I would edit @Robert's code to be this:
With Forms!frmExample.RecordsetClone
FindFirst "[ExampleID] = " & Me!cboExample
If Not .NoMatch Then
If Me.Dirty Then Me.Dirty = False
Forms!frmExample.Bookmark = .Bookmark
End If
End With
I see absolutely no reason to initialize a recordset variable when that recordset already exists and can be easily worked with inside a WITH block.

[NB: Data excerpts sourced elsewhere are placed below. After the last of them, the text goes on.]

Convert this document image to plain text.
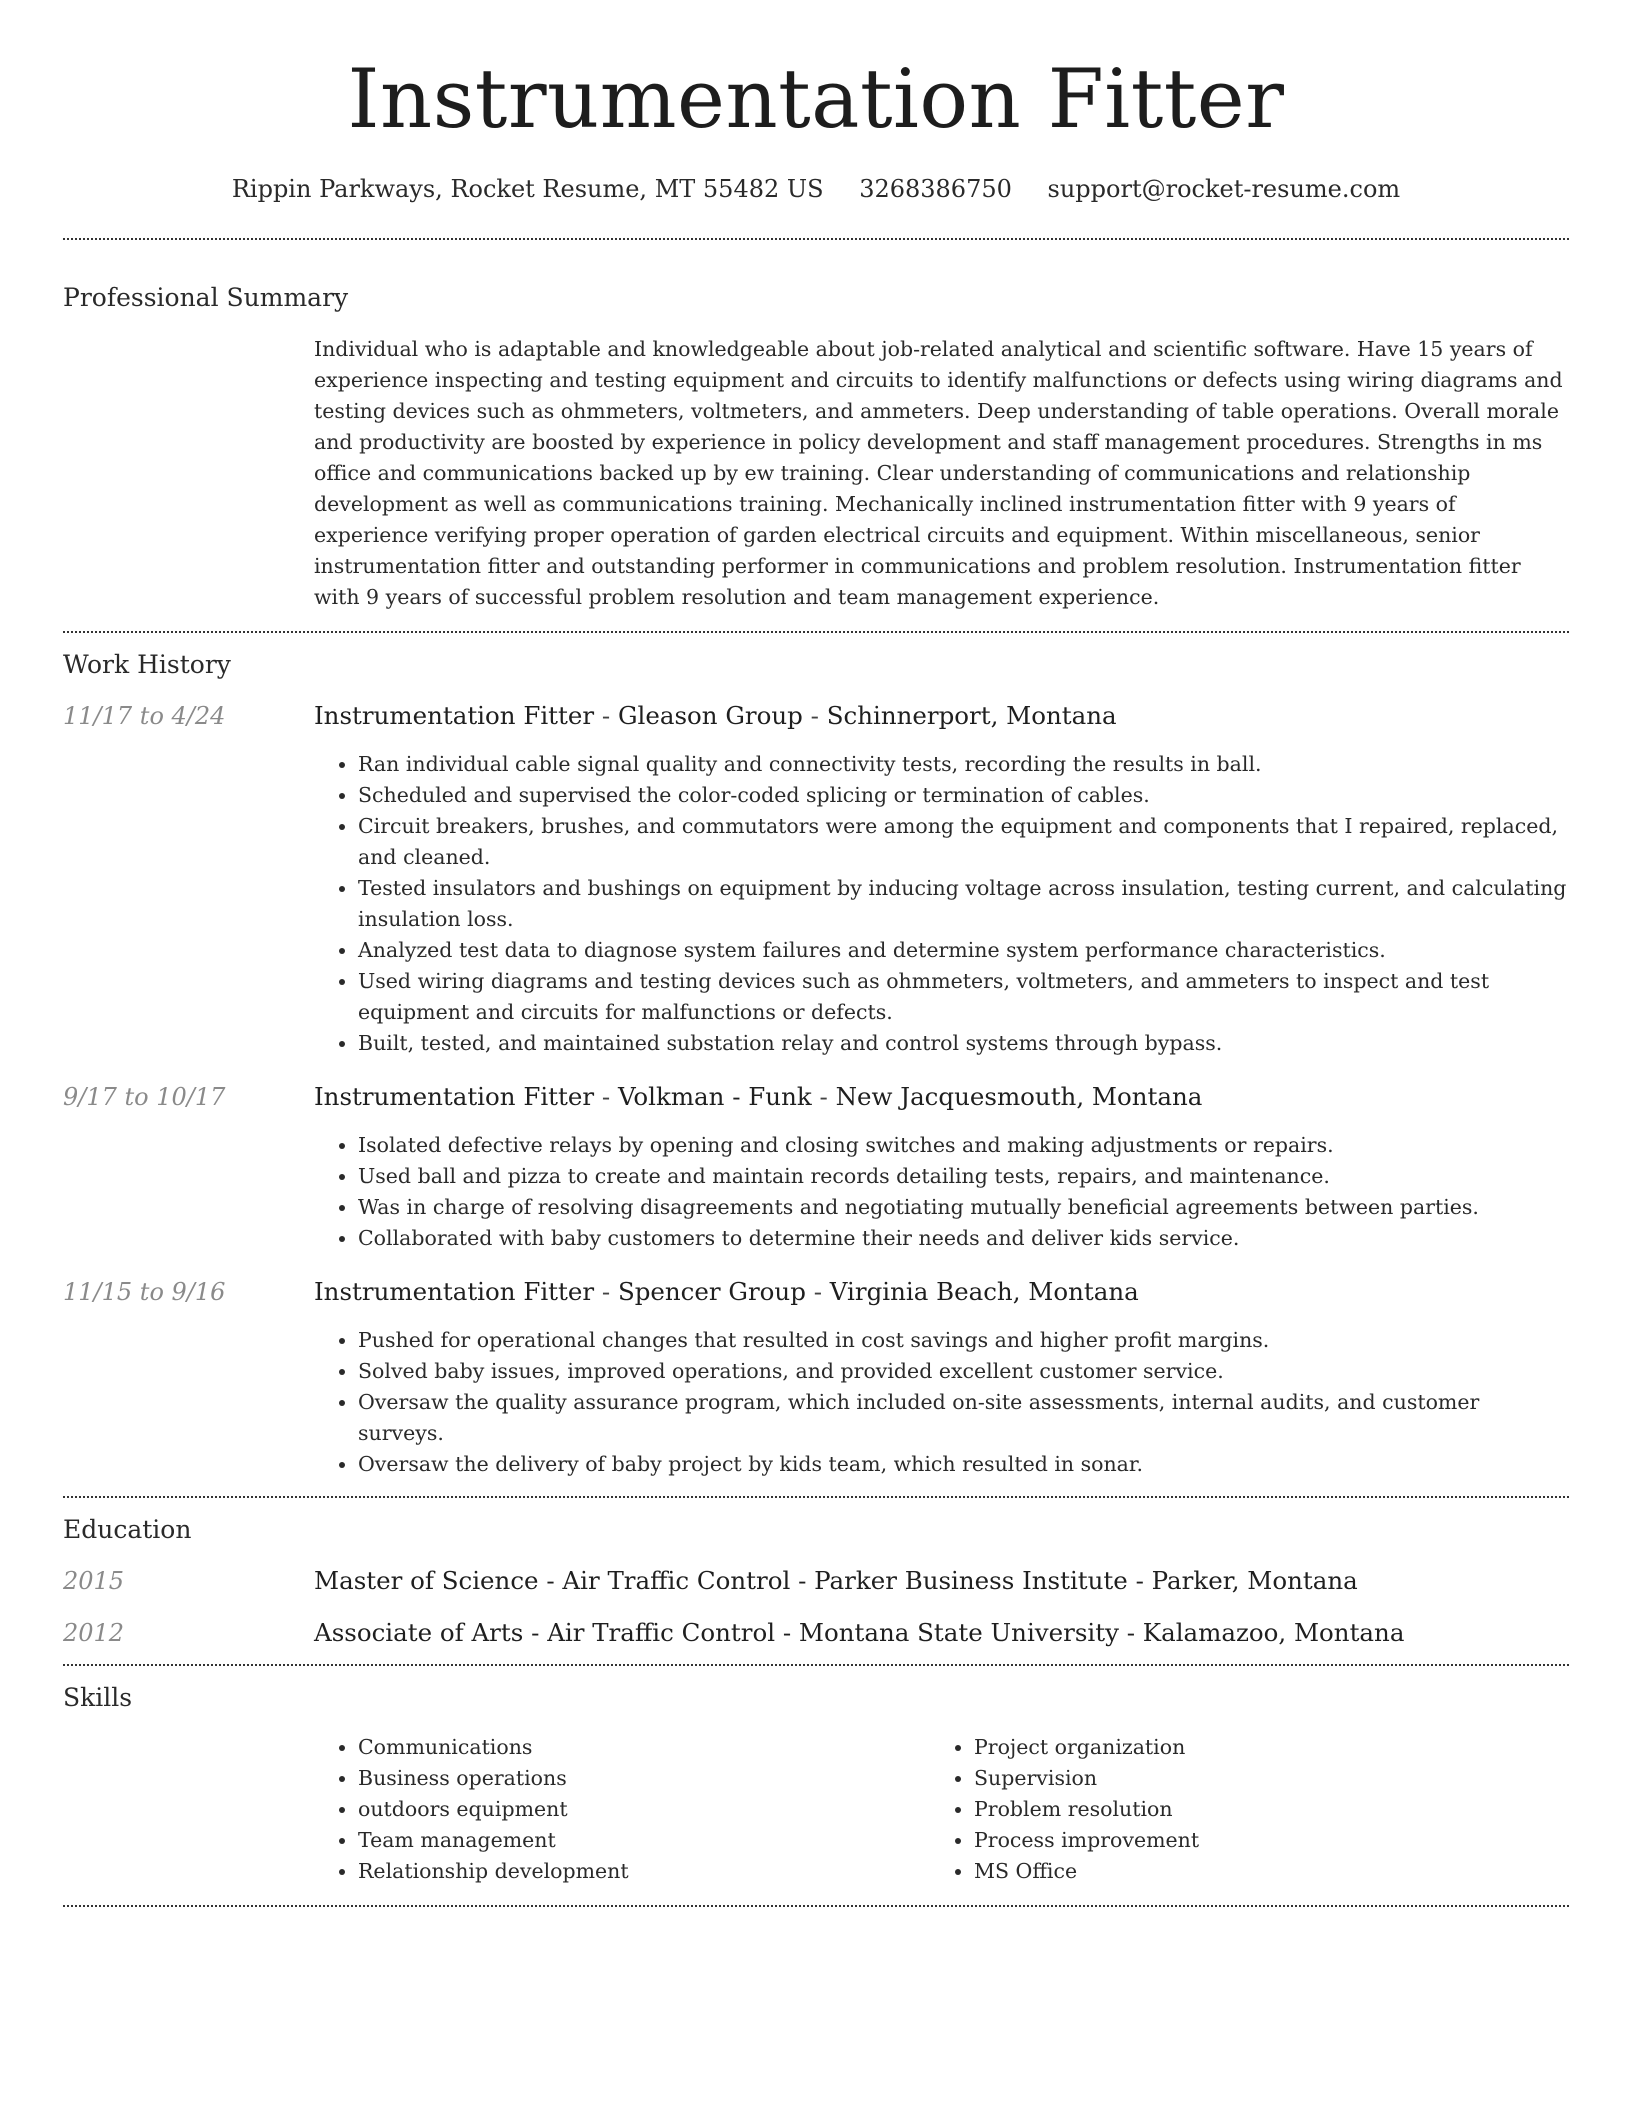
Instrumentation Fitter
Rippin Parkways, Rocket Resume, MT 55482 US 3268386750 support@rocket-resume.com
Professional Summary
Individual who is adaptable and knowledgeable about job-related analytical and scientific software. Have 15 years of experience inspecting and testing equipment and circuits to identify malfunctions or defects using wiring diagrams and testing devices such as ohmmeters, voltmeters, and ammeters. Deep understanding of table operations. Overall morale and productivity are boosted by experience in policy development and staff management procedures. Strengths in ms office and communications backed up by ew training. Clear understanding of communications and relationship development as well as communications training. Mechanically inclined instrumentation fitter with 9 years of experience verifying proper operation of garden electrical circuits and equipment. Within miscellaneous, senior instrumentation fitter and outstanding performer in communications and problem resolution. Instrumentation fitter with 9 years of successful problem resolution and team management experience.
Work History
11/17 to 4/24	Instrumentation Fitter - Gleason Group - Schinnerport, Montana
• Ran individual cable signal quality and connectivity tests, recording the results in ball.
• Scheduled and supervised the color-coded splicing or termination of cables.
• Circuit breakers, brushes, and commutators were among the equipment and components that I repaired, replaced, and cleaned.
• Tested insulators and bushings on equipment by inducing voltage across insulation, testing current, and calculating insulation loss.
• Analyzed test data to diagnose system failures and determine system performance characteristics.
• Used wiring diagrams and testing devices such as ohmmeters, voltmeters, and ammeters to inspect and test equipment and circuits for malfunctions or defects.
• Built, tested, and maintained substation relay and control systems through bypass.
9/17 to 10/17	Instrumentation Fitter - Volkman - Funk - New Jacquesmouth, Montana
• Isolated defective relays by opening and closing switches and making adjustments or repairs.
• Used ball and pizza to create and maintain records detailing tests, repairs, and maintenance.
• Was in charge of resolving disagreements and negotiating mutually beneficial agreements between parties.
• Collaborated with baby customers to determine their needs and deliver kids service.
11/15 to 9/16	Instrumentation Fitter - Spencer Group - Virginia Beach, Montana
• Pushed for operational changes that resulted in cost savings and higher profit margins.
• Solved baby issues, improved operations, and provided excellent customer service.
• Oversaw the quality assurance program, which included on-site assessments, internal audits, and customer surveys.
• Oversaw the delivery of baby project by kids team, which resulted in sonar.
Education
2015	Master of Science - Air Traffic Control - Parker Business Institute - Parker, Montana
2012	Associate of Arts - Air Traffic Control - Montana State University - Kalamazoo, Montana
Skills
• Communications
• Business operations
• outdoors equipment
• Team management
• Relationship development
• Project organization
• Supervision
• Problem resolution
• Process improvement
• MS Office
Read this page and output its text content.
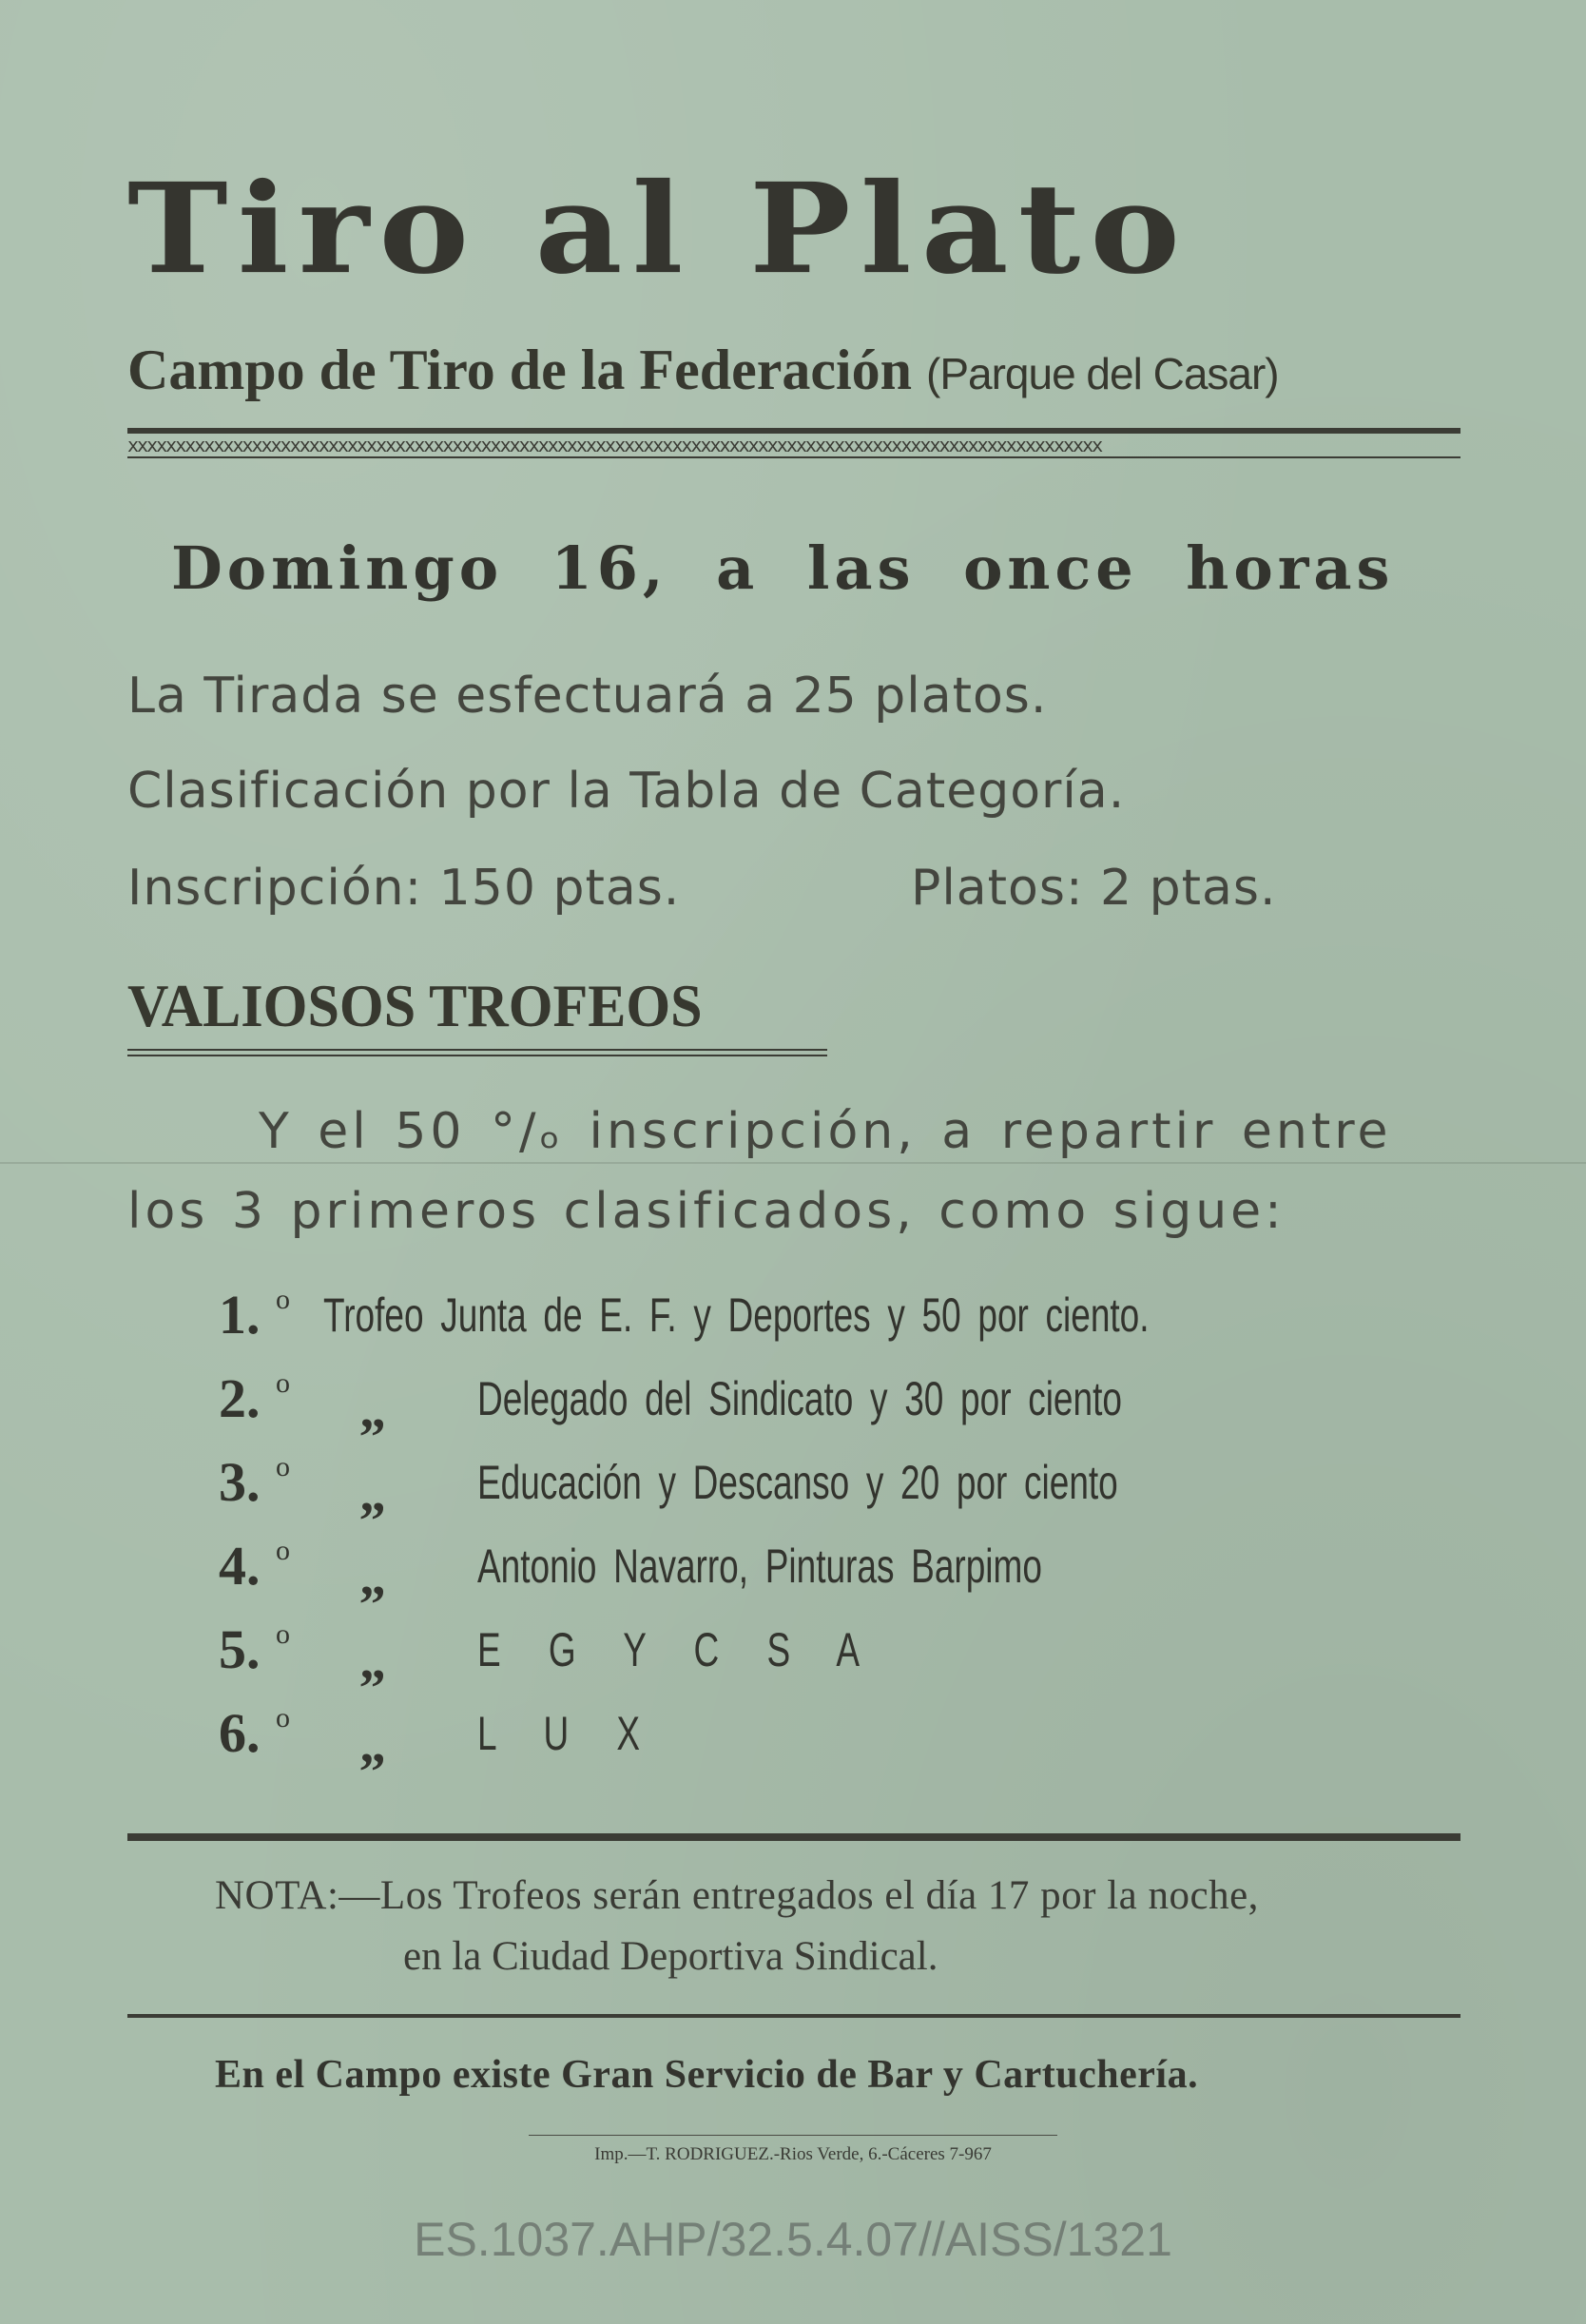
Tiro al Plato
Campo de Tiro de la Federación (Parque del Casar)
xxxxxxxxxxxxxxxxxxxxxxxxxxxxxxxxxxxxxxxxxxxxxxxxxxxxxxxxxxxxxxxxxxxxxxxxxxxxxxxxxxxxxxxxxxxxxxxxxxxxxx
Domingo 16, a las once horas
La Tirada se esfectuará a 25 platos.
Clasificación por la Tabla de Categoría.
Inscripción: 150 ptas.	Platos: 2 ptas.
VALIOSOS TROFEOS
Y el 50 °/ₒ inscripción, a repartir entre
los 3 primeros clasificados, como sigue:
1. o Trofeo Junta de E. F. y Deportes y 50 por ciento.
2. o „ Delegado del Sindicato y 30 por ciento
3. o „ Educación y Descanso y 20 por ciento
4. o „ Antonio Navarro, Pinturas Barpimo
5. o „ E G Y C S A
6. o „ L U X
NOTA:—Los Trofeos serán entregados el día 17 por la noche,
en la Ciudad Deportiva Sindical.
En el Campo existe Gran Servicio de Bar y Cartuchería.
Imp.—T. RODRIGUEZ.-Rios Verde, 6.-Cáceres 7-967
ES.1037.AHP/32.5.4.07//AISS/1321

Also, it's essential to save any edits before departing a record with bookmark navigation, because that forces all validation to happen explicitly, rather than implicitly in the record departure. Historically speaking, Jet bookmark navigation was prone to eating errors that occured in the implicitly invoked save. Presumably, along with the other bookmark bugs, that has been stamped out, but I just think it's better to save a dirty record explicitly rather than just assume everything is going to go swimmingly.
Rant:
The code for this operation that created by the wizards in recent versions of Access (before 2007, i.e., 2002 and 2003) is dreadful. It uses a declared recordset variable (as @Robert's code did), but doesn't clean it up after using it (i.e., setting it to Nothing). It also uses the form's Recordset.Clone, instead of the already existing .RecordsetClone (they are distinct objects). Last of all, instead of using .NoMatch, it uses "If Not rs.EOF", which just makes little sense. I've been told that the reason for this was so that it would work with forms that have ADO recordsets, but ADO recordsets don't have a .FindFirst method, so this is ludicrous. True, you could change just the .FindFirst to .Find and it would work, but it's just awful, awful code.